Das trifft vor allem auf TNF-a-Blocker zu. Sie erhöhen zwar moderat das Risiko für Infektionen – als wichtiger Faktor gilt die Reaktivierung einer Tuberkulose. Insgesamt scheint die Gefahr für schwere Infektionen unter der Therapie aber geringer zu sein als unter cDMARD oder Glukokortikoiden. Eine altersbezogene Dosisadjustierung ist für Senioren nicht erforderlich, und die Nebenwirkungen unterscheiden sich bei alten und jungen Patienten kaum, erläuterte Prof. Lories. Epidemiologischen Daten zufolge ist offenbar auch das Krebsrisiko bei alten Patienten nicht erhöht. Allerdings sollte man das Herz im Blick behalten: Bei schwerer Herzinsuffizienz sind TNF-a-Blocker kontraindiziert.

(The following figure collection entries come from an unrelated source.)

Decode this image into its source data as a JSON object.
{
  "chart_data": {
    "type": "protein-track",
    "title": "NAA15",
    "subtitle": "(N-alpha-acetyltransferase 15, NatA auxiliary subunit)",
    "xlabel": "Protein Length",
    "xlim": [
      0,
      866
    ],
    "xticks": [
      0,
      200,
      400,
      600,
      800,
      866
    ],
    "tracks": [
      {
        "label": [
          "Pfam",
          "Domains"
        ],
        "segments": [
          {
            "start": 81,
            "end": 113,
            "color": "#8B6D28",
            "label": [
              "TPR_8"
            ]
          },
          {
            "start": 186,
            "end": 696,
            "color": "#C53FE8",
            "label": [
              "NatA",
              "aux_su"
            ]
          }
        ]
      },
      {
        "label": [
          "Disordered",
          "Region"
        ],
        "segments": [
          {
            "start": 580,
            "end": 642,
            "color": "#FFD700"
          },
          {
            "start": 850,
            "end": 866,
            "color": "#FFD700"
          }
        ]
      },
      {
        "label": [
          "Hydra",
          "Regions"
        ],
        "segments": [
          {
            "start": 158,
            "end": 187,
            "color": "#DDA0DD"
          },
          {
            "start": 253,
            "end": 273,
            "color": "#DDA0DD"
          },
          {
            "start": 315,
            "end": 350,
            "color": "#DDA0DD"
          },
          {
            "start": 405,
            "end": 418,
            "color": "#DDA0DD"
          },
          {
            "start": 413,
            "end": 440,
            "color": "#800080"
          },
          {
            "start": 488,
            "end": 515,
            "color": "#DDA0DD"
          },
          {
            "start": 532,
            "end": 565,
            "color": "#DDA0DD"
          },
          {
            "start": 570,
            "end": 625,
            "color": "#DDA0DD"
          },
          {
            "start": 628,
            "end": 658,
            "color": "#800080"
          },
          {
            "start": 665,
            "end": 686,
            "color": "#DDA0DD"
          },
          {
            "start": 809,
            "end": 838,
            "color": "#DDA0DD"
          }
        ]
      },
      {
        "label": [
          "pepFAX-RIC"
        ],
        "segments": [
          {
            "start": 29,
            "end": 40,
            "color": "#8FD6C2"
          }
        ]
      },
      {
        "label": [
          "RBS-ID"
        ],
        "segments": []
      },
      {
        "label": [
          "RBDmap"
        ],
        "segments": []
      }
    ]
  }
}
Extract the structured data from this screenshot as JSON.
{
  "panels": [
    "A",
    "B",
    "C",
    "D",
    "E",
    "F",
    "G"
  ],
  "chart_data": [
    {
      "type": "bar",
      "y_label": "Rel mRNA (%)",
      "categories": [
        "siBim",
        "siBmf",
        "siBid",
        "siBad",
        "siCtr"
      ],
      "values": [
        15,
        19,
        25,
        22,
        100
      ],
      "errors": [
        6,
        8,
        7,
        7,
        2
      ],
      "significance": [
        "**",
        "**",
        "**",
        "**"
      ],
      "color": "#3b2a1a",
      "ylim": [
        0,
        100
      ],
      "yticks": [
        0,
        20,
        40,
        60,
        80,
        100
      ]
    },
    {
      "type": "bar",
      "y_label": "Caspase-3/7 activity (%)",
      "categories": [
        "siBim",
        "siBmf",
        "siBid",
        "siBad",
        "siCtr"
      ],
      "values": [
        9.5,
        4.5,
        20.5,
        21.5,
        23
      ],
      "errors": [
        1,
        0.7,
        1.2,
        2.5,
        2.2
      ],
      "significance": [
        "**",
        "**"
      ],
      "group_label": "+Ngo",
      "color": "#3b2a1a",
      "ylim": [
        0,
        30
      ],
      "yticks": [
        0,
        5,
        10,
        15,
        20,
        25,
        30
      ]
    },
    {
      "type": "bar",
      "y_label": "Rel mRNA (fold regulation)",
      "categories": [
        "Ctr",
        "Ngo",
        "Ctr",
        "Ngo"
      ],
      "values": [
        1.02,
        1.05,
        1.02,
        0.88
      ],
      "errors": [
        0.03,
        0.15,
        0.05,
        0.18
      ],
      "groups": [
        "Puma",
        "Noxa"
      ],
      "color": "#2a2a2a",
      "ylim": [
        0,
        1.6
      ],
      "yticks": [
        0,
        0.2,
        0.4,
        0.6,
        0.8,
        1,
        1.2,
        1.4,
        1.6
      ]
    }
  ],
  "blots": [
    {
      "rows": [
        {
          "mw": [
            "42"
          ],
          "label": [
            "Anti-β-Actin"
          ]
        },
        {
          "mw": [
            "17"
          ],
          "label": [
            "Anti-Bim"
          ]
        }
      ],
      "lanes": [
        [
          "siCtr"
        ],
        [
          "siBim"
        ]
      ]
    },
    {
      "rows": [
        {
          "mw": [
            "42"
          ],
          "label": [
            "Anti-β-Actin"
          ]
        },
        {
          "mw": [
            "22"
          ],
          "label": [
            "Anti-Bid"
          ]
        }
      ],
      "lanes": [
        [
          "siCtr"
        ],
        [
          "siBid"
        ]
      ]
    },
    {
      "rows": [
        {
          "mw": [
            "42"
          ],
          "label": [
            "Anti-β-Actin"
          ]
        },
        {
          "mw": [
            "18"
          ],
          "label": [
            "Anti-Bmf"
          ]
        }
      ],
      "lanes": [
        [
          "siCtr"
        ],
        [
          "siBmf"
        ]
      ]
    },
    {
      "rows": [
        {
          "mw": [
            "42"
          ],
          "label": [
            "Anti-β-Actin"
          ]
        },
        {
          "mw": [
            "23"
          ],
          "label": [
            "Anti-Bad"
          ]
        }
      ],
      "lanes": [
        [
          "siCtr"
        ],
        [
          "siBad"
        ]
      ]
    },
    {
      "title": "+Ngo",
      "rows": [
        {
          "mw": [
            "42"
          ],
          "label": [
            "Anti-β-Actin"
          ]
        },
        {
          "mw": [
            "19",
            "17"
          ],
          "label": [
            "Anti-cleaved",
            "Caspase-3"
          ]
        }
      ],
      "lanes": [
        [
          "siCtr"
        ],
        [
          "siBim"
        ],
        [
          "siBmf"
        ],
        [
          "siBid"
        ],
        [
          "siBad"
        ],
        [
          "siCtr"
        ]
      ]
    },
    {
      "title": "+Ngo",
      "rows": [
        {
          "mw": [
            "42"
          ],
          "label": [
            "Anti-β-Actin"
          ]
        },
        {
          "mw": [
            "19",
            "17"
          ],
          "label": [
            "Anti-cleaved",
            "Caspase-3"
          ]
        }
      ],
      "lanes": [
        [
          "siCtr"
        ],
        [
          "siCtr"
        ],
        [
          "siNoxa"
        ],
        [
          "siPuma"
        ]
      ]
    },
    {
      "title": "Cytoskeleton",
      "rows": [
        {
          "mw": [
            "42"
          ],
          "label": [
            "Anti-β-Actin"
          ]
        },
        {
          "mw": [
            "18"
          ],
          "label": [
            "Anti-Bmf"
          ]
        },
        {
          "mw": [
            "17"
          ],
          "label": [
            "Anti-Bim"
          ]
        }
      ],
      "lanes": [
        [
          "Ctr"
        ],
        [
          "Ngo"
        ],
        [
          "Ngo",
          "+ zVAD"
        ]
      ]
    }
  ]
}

Patienten mit EORA weisen meist hohe IL-6-Spiegel auf. Anti-eIL-6-Strategien könnten deshalb gerade in dieser Population besonders wirkungsvoll sein. Allerdings verändern IL-6-Blocker die Blutlipide, wobei die Folge auf kardiovaskuläre Ereignisse noch unklar bleibt. Der Effekt der IL-6-Blockade auf das CRP macht es zudem schwierig, frühe Zeichen einer Infektion zu erkennen. Außerdem gibt es Hinweise, dass IL-6-Blocker bei alten Menschen Hautinfektionen und Divertikulitis begünstigen.
Anti-T- und Anti-B-Strategien bei Senioren
Was ist bei Anti-B-Zell-Therapien zu beachten? Die vorhandenen epidemiologischen Daten weisen darauf hin, dass Über-60-Jährige unter einer B-Zell-depletierenden Therapie tatsächlich höhere Infektionsraten haben. Deshalb rät Prof. Lories bei denjenigen mit schweren Infektionen in der Anamnese vom Einsatz ab.
Die Anti-T-Zelltherapie mit Abatacept zeigt bei alten Menschen keine anderen unerwünschten Nebenwirkungen als bei jüngeren. Bei Über-75-Jährigen treten Nebenwirkungen jedoch häufiger auf und führen häufiger zum Abbruch der Behandlung, berichtete Prof. Lories.
Für IL-17- oder IL-23-Blocker fehlen noch Daten
Zu weiteren Biologika wie IL-17-Inhibitoren oder IL-23-Blocker gibt es, was ältere Patienten betrifft, bisher keine besorgniserregenden Sicherheitssignale. Allerdings stellt sich laut Prof. Lories die Frage, ob „wir lediglich den Kopf in den Sand stecken oder die Abwesenheit schlechter Nachrichten wirklich gute Nachrichten sind“. Um Empfehlungen auszusprechen, müssen deshalb kommende Studien abgewartet werden.
Auch bei den JAK-Inhibitoren gibt es in Bezug auf ihren Einsatz bei Älteren momentan noch mehr Fragen als Antworten. Ihrem erhöhten Zosterrisiko lässt sich durch eine Impfung begegnen, einer drohenden Thromboembolie durch gründliche Anamnese und Ausschluss thrombosegefährdeter Patienten. Bei Über-65-Jährigen war in der ORAL-Studie unter Tofacitinib die Inzidenz für MACE und Krebs höher. Ob sich diese Ergebnisse auf andere JAK-Inhibitoren übertragen lassen, ist allerdings noch unklar. Laut EMA sollen Über-65-Jährige, die rauchen oder Risikofaktoren für kardiovaskuläre Erkrankungen oder Krebs aufweisen, Tofacitinib nur bei fehlender Alternative erhalten.